Van den Aardweg è in Italia per un corso organizzato da una decina di
associazioni che propongono un’alternativa al coming out. Invece di
seguire la teoria affermativa (“accettati per quello che sei”), si dà
una possibilità di cambiare. A chi vuole, si intende.
Eppure anche gli effetti della terapia riparativa sono discussi. Perché alcuni ritengono che sia addirittura pericolosa?
«Non c’è nessun pericolo. Magari alcuni abbandonano la terapia per un
motivo qualsiasi, poi vanno in crisi per altre ragioni indipendenti e
sprofondano di nuovo nel loro peccato».
Lo definisce peccato?
«Certo. È la conseguenza di un complesso di inferiorità rispetto alla
propria mascolinità nel caso degli uomini o della propria femminilità
nel caso delle donne. Ma è soprattutto una menzogna verso se stessi. E
il cattivo comportamento sessuale che ne deriva è peccato. E si
tratta di un sentire assolutamente universale, in tutte le società,
non soltanto in quelle di tradizione giudeo-cristiana. Anche nella
cultura cinese e in quella africana non è considerato lecito. Ed è
segno che il rifiuto sociale dell’omosessualità deriva dal senso
comune».
Come mai in Occidente si fanno tanti sforzi per rendere socialmente accettabile l’omosessualità, allora?
«È dagli anni Settanta che i movimenti gay hanno compreso che, se si
riesce a vendere l’idea dell’omosessualità innata, si può provocare un
cambiamento sociale. Perciò cercano sempre nuove indicazioni che,
puntualmente, dopo qualche anno sono smentite. Io le chiamo le “teorie
della farfalla”, perché catturano l’attenzione dei media ma poco dopo
muoiono».
Se i movimenti gay vogliono provocare un cambiamento sociale, significa che hanno un progetto politico?
«Sono il retroterra di un progetto più grande, come quello dei movimenti
anti-famiglia e anti-natalista, che hanno ottenuto successi politici
riuscendo per esempio a convincere gli Stati a sostenere i programmi di
sterilizzazione. La normalizzazione dell’omosessualità si innesta in
questa tendenza: se si riescono a crescere generazioni convinte che
l’omosessualità sia accettabile, si avranno anche nuove risorse per
combattere la guerra psicologica e di propaganda che condurrà a una
drastica diminuzione del tasso di natalità. Da soli, i movimenti gay non
avrebbero avuto la forza di affermarsi, perché non hanno il consenso
della popolazione. Perciò cercano, e in parte vi sono riusciti, di
deviare l’opinione pubblica con la loro propaganda».

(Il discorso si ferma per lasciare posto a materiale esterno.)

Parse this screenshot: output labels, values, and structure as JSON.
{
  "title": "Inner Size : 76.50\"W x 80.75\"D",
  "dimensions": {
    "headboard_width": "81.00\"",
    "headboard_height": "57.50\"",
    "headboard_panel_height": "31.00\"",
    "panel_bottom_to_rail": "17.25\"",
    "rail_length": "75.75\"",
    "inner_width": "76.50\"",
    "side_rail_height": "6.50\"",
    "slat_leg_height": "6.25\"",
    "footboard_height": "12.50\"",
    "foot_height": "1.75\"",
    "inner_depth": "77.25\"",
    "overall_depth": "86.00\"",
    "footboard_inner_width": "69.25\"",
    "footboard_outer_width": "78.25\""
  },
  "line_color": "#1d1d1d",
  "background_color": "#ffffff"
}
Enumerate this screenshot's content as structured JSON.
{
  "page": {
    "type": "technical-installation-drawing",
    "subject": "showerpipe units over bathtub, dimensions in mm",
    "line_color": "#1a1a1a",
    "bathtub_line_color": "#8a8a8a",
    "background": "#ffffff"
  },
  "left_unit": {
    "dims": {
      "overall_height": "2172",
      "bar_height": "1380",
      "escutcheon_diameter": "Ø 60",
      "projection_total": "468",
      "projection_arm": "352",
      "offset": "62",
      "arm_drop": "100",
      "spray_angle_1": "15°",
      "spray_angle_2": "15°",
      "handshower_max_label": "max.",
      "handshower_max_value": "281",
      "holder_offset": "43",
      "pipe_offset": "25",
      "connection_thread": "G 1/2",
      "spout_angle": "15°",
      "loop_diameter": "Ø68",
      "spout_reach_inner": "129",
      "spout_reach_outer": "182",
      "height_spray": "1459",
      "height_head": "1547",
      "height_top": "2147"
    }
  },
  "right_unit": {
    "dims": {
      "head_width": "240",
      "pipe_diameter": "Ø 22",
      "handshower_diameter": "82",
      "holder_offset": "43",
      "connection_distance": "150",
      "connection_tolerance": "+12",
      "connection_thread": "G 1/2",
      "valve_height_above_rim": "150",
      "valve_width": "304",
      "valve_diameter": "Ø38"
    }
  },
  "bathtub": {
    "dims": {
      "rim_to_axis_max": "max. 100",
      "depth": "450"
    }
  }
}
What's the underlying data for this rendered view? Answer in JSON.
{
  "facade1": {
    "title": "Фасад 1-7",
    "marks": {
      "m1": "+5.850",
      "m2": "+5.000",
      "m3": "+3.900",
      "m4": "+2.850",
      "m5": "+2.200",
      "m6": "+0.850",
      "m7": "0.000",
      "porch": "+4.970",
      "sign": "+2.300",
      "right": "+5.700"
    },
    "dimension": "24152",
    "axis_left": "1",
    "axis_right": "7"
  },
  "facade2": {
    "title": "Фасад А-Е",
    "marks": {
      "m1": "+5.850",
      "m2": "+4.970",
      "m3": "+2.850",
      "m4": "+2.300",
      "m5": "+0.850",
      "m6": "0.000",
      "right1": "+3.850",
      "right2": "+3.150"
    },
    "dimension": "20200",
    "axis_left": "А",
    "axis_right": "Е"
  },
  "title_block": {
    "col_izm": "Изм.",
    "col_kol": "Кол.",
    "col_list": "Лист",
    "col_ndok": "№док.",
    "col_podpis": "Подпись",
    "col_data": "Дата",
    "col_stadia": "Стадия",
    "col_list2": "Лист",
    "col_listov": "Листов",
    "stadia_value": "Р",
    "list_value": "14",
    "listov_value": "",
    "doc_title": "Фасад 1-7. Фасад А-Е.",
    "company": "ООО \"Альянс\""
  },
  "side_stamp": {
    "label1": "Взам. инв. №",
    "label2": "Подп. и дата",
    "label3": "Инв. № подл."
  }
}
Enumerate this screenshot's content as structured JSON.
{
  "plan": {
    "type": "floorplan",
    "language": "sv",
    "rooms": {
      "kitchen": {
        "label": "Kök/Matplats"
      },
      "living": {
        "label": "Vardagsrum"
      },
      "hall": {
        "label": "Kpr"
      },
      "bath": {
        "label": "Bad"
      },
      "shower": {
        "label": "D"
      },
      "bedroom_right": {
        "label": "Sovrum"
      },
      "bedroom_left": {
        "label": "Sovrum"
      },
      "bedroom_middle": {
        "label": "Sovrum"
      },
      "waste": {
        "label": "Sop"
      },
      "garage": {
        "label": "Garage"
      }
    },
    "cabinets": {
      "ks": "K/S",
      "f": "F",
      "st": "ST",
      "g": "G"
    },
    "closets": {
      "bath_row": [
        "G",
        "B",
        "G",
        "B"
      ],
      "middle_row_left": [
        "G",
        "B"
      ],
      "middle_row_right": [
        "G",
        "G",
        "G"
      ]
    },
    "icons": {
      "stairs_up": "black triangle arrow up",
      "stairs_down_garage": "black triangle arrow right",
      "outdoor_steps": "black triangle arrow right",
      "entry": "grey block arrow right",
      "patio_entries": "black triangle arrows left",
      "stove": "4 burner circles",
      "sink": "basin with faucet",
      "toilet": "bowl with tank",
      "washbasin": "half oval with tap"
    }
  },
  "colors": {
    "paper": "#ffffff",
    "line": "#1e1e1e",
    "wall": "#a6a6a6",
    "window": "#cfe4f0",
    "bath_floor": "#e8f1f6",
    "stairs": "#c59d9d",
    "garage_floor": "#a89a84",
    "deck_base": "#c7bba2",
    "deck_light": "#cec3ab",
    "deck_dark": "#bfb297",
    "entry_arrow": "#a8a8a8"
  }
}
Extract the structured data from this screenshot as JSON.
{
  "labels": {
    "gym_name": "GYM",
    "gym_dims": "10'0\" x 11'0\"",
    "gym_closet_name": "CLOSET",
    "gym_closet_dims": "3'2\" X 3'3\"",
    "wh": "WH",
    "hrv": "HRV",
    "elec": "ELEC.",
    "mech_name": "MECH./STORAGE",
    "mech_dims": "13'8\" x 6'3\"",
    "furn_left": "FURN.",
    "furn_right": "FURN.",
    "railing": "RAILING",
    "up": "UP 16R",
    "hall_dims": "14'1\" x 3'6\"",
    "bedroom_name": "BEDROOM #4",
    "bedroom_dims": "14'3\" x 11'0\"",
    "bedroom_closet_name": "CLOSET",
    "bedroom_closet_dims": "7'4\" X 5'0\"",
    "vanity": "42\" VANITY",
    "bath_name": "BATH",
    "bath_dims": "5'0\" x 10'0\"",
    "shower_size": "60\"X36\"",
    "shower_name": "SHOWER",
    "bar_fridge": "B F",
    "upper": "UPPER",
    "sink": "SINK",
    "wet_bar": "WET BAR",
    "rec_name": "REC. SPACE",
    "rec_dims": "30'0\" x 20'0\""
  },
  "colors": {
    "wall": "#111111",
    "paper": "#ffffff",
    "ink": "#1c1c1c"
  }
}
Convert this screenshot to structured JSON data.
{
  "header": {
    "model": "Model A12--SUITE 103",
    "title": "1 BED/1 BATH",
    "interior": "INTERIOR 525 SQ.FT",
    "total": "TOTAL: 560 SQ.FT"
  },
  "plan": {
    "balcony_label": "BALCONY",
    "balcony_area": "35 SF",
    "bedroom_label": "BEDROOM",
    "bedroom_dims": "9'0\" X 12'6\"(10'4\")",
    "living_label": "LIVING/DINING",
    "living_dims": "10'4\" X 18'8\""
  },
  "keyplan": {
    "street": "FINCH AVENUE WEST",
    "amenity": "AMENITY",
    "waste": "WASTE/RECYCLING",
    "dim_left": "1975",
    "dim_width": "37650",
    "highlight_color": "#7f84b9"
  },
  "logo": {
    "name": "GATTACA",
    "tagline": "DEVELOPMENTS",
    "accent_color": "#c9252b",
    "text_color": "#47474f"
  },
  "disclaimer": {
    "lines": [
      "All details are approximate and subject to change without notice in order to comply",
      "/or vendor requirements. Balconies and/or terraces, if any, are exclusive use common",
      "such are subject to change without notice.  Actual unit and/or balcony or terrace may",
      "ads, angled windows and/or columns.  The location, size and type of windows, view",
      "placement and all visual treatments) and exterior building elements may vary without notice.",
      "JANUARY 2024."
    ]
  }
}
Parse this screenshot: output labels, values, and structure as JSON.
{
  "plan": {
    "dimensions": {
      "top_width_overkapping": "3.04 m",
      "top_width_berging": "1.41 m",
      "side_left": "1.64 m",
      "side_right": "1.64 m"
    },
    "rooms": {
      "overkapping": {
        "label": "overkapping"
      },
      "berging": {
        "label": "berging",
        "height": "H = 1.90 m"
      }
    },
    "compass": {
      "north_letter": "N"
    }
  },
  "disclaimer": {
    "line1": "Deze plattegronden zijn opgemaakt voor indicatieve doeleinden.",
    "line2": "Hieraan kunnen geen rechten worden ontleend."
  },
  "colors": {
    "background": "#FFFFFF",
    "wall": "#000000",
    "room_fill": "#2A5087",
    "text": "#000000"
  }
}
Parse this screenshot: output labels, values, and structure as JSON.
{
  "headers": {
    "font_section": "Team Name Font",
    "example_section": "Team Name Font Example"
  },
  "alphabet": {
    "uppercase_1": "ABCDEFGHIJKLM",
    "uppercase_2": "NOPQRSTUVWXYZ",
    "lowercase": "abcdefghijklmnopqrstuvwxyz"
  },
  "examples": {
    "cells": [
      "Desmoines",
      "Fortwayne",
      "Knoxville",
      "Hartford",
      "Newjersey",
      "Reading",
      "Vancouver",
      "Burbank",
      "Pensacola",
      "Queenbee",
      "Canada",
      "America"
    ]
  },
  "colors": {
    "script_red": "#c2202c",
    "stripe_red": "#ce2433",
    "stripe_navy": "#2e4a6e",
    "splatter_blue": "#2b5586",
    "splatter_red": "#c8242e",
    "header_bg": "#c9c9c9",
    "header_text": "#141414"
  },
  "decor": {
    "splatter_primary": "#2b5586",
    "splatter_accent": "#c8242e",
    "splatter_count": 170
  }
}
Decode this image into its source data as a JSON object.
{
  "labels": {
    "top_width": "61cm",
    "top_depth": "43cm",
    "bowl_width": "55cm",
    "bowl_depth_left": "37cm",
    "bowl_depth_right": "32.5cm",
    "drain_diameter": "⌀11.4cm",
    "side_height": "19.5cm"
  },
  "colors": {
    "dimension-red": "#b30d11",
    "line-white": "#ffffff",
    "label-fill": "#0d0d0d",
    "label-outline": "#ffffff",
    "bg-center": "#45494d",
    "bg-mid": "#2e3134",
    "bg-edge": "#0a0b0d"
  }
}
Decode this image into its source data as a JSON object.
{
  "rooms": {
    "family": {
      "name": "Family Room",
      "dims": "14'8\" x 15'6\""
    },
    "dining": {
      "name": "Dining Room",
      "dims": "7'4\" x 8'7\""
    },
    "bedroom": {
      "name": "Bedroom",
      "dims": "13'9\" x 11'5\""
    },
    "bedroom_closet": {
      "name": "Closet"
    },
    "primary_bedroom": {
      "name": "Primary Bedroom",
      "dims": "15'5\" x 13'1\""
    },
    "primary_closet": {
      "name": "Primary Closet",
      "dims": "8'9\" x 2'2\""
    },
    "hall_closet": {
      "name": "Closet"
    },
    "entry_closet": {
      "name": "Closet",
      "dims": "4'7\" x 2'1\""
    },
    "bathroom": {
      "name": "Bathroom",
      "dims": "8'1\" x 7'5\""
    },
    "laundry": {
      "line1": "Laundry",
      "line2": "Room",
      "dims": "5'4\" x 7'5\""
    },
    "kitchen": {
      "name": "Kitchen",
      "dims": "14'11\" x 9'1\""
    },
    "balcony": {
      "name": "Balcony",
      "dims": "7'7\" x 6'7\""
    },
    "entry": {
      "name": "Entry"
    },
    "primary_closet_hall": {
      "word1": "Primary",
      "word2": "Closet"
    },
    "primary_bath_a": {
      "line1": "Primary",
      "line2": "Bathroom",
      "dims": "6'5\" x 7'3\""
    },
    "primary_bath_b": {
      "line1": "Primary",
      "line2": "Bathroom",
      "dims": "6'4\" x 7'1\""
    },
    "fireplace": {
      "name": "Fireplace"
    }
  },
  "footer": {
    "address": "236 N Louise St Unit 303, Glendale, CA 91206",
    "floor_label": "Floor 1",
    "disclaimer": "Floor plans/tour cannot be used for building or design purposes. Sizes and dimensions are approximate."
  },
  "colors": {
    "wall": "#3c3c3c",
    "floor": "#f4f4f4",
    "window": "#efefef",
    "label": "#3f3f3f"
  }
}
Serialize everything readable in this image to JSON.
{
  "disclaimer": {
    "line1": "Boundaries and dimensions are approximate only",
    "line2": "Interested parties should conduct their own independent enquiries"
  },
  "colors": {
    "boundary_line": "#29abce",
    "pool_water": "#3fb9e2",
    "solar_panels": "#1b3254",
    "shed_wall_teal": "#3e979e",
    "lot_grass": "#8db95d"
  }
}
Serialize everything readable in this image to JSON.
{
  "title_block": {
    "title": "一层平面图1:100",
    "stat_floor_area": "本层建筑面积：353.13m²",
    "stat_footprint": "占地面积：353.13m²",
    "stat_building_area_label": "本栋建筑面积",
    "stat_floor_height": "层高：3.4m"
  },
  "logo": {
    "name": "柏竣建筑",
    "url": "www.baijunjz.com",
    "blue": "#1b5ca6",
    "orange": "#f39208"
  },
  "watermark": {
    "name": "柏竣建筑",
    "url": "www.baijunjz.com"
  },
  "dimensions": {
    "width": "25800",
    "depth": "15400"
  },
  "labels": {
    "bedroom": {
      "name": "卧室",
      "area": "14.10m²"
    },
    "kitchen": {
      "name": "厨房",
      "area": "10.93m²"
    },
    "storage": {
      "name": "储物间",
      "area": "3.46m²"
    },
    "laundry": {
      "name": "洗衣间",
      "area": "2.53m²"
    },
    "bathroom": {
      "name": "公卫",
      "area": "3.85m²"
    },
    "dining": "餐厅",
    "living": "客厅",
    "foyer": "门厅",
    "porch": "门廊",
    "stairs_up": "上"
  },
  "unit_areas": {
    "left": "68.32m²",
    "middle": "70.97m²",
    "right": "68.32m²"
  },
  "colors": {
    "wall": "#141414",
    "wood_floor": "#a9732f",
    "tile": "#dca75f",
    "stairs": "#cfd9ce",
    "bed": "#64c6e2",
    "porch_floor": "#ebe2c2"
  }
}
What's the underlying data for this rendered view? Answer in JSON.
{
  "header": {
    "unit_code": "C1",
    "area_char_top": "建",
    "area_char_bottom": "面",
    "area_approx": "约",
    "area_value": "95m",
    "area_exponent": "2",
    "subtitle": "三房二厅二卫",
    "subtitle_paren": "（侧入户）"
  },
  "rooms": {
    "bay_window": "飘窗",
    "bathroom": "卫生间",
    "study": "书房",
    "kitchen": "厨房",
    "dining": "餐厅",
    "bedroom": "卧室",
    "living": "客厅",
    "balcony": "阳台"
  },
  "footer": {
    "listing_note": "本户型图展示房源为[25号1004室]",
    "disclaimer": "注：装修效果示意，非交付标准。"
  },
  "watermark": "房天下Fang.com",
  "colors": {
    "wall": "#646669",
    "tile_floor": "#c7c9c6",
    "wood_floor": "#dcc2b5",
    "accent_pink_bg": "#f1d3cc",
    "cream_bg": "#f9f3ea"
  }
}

Quali argomenti utilizza per contrastare quella propaganda?
«Semplicemente la diffusione di informazioni veritiere e la promozione
di relazioni familiari e matrimoni migliori. Questo mi pare il momento
buono. Nei Paesi Bassi si avverte già una saturazione crescente riguardo
alla propaganda gay, un’ideologia che ha esagerato. Era molto più
influente trent’anni fa, quando se ci si dichiarava omosessuali si era
oggetto di una discriminazione positiva e si ottenevano i posti di
lavoro migliori. Ora si assiste a una certa, lieve, controtendenza. Il
ministro della Sanità olandese, pur essendo di sinistra, ha concesso
sussidi triennali a gruppi di ex-gay che aiutano le persone a orientarsi
nella direzione giusta. Potrebbe rappresentare un inizio per chi è
davvero discriminato».
Chi intende?
«Coloro che soffrono da soli e in silenzio, quel 50 x cento di giovani
che scoprono di avere quel tipo di sentimenti, ma non vogliono
precipitare nella vita omosessuale. Vorrebbero cambiare, ma intorno a
loro tutto sembra renderglielo impossibile, perché i gruppi militanti e i
politici li discriminano».
Anche grazie alle leggi anti-discriminatorie? Pensa che restringano gli spazi della libertà di opinione?
«Certo che li restringono. Creano difficoltà concrete in alcune
professioni per chi non accetta le parole d’ordine pro-gay. Ormai è come
ai tempi del nazismo: chi era contro le leggi razziali veniva isolato».